I made it into McAllen after a few lighter riding days. My last day in the US included running around trying to get a few “last time in america” things like parts for my tent. I broke a tent pole which had some emotional impact, and I also messed up my ipod! So two important things to my life on the road, and interesting seeing how I react to loosing them for a bit. I have a temporary fix for my tent which isn’t perfect but hopefully will see me through, and the next big goal is to figure the ipod out!
I’m now in Reynosa, Mexico after crossing yesterday on Valentines day. It was incredibly exciting crossing the border, and I was sitting on jitters of excitement big time that lasted all day! I had some problems at the first border crossing because of the bicycle, and after arguing with the guy for ages, I finally had to cycle to another bigger crossing.

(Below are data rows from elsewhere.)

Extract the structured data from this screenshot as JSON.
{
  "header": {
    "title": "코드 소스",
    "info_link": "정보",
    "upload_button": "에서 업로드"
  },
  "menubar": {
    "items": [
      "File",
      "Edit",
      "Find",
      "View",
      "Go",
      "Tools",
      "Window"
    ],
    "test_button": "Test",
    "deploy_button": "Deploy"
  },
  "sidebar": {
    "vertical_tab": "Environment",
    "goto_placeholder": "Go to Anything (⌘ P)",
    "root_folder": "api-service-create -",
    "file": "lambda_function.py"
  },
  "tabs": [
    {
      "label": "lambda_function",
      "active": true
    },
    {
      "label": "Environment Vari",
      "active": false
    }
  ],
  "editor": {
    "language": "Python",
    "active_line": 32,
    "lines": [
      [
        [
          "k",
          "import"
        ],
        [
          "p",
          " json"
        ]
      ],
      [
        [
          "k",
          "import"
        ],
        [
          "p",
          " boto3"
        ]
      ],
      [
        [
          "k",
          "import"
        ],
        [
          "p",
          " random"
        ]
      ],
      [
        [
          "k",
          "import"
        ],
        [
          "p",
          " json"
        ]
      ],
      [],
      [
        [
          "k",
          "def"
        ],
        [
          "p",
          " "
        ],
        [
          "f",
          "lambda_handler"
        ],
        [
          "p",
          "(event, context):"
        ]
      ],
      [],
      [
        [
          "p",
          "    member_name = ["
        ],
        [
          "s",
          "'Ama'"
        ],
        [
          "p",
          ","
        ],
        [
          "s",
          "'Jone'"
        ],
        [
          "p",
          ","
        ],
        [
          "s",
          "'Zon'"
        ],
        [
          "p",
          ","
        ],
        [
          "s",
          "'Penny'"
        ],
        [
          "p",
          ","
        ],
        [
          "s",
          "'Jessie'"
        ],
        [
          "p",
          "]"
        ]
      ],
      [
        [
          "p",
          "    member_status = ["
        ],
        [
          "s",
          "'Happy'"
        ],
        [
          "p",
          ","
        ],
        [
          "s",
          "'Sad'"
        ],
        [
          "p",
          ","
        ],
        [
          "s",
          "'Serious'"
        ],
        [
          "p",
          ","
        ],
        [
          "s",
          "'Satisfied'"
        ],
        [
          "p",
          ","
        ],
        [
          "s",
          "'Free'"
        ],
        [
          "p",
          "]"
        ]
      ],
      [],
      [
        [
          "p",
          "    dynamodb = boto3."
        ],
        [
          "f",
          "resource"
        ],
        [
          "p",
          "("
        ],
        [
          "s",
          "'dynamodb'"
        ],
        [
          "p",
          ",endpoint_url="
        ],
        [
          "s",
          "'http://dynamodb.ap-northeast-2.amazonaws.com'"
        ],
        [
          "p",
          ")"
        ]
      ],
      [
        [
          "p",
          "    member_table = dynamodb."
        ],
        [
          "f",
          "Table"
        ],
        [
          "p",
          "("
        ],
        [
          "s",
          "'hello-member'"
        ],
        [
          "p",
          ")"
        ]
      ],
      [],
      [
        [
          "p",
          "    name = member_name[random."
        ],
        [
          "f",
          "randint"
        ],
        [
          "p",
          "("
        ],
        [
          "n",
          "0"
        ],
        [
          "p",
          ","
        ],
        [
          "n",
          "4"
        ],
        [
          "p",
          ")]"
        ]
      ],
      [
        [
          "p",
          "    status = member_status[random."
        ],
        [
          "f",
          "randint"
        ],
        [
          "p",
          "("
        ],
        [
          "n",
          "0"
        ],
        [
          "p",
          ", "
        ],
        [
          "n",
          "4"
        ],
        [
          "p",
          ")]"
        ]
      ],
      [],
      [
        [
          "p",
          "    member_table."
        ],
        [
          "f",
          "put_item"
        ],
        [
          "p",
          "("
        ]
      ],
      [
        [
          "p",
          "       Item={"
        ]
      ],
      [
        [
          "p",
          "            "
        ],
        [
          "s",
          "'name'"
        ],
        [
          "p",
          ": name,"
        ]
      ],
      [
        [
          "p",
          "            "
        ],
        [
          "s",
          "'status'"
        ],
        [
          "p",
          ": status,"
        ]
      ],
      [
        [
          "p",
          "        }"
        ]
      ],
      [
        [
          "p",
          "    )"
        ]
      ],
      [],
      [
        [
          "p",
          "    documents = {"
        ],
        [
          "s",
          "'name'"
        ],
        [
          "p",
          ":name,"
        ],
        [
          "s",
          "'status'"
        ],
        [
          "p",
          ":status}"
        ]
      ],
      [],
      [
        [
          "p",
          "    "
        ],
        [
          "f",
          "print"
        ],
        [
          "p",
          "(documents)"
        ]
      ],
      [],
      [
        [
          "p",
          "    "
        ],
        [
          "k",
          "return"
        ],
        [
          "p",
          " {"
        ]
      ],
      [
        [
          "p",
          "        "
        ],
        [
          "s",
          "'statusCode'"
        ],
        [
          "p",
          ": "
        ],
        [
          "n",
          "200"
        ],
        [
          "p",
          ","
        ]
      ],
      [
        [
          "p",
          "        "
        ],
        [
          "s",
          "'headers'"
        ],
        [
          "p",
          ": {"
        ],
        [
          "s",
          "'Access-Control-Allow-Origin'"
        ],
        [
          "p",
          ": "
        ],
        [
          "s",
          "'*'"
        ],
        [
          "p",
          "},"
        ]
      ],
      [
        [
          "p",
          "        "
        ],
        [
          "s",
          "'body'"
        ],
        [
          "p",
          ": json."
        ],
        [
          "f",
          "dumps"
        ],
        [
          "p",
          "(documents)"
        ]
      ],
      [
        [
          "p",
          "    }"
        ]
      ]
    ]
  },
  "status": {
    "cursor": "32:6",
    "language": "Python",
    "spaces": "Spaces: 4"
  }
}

So this was a small hick up and quite annoying, but I had no problems at customs and got the 180 day visa I needed. Once in downtown Reynosa I got immediately extremely lost. I had mapped out my route to my hosts house from the other border, and all I had was a useless google maps printout… but when there are no street names it’s pretty hard to navigate with a map anyway. I feel back in my environment, where the bicycle is simply king. There are no rules on the roads, but you honestly feel safer because everyone is paying more attention, is more aware, and if your just a little crazier than everyone else it seems to work perfect.
Last night we had a big birthday party for David, which was hilarious! Mexican karakoe, interesting conversations with Teach for America people, me trying to speak and learn more espanol, and hearing everyone’s stories. All life here seems to be related to America. People are mostly living here waiting to get status or moved here after NAFTA because all the jobs which got shipped to border towns. It is a bizarre part of the world… lots of superficial things everywhere, big americanized strip malls, and all the worst of american culture somehow distorted and Mexicanized to make it even more bizarre. My hosts here are Elizabeth, an American from Maine and David , Mexican from Acuopoco and his two kids Ethan and Presilia are also from here but now have permanent residency. And they are all trying to go to Canada, or are figured out how to get out of here which was pretty much the story of everyone at the party! Tomorrow… off again and who knows what waits.